Ada satu titik di depan Wisma Mulia di mana tidak ada guiding block titik-titik
yang terpasang padahal persis di depannya ada tiang listrik. Jika kurang awas,
bisa saja seorang tuna netra menabrak tiang itu karena membaca petunjuk yang
salah.
Selain
di depan Wisma Mulia, kesalahan pemasangan guiding block juga terjadi di Jalan
S. Parman. Berdasarkan laporan Arief Kurniawan di situs lapor.ukp.go.id ia
melihat guiding block dipasang asal-asalan.
Selain
masalah salah pasang, guiding block di trotoar Jakarta juga banyak yang rusak.
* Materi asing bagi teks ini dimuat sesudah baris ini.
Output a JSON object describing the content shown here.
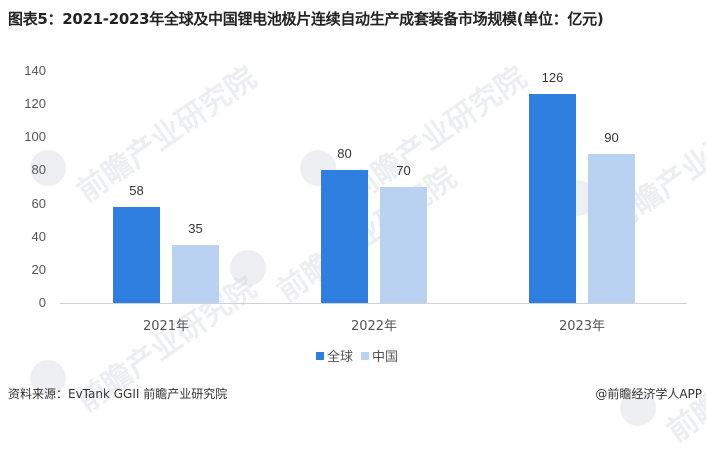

Tak terkecuali di Jalan Jend. Gatot Subroto yang notabene umurnya belum sampai empat bulan. Retak minor adalah kerusakan paling kecil, sementara retak
parah atau bahkan hilang banyak terdapat di trotoar Jalan Jenderal Sudirman.
Ketidaktahuan
masyarakat akan fungsi guiding block diduga menjadi penyebab utamanya. Pada
jam-jam macet, jamak ditemui pengendara motor yang melindas guiding block
karena jalur di Jalan Jend. Sudirman macet parah.
Hal
tersebut menimbulkan kesan bahwa pemerintah tidak serius dalam mewujudkan
Indonesia yang ramah terhadap disabilitas. Seharusnya pembuatan-pembuatan
guiding block perlu dikaji dan berkonsulltasi dengan banyak pihak, diantaranya
penyandang disabilitasnya itu sendiri. Sehingga pengadaan untuk guiding block
dapat tepat sasaran, dan bermanfaat untuk disabilitas.
Selanjutnya
juga hal tersebut memunculkan angin segar untuk melaksanakan aksesibilitas di
Indonesia, ketika Pemerintah Indonesia merativikasi konvensi hak-hak Penyandang
Disabilitas (Convention on The Rights of Person With Disabilities) yang
dituangkan menjadi Undang-undang RI No. 19 Tahun 2011, Kalau dilihat
aturannya sudah sangat tegas bahwa aksesibilitas adalah mutlak tanggung jawab
negara, namun sekali lagi ini tergantung dari political will pemerintah dalam pemenuhan
aksesibilitas bagi Penyandang Disabilitas di Indonesia, sehingga aturan yang
ada tidak hanya menjadi sebatas aturan diatas kertas namun ada implementasinya.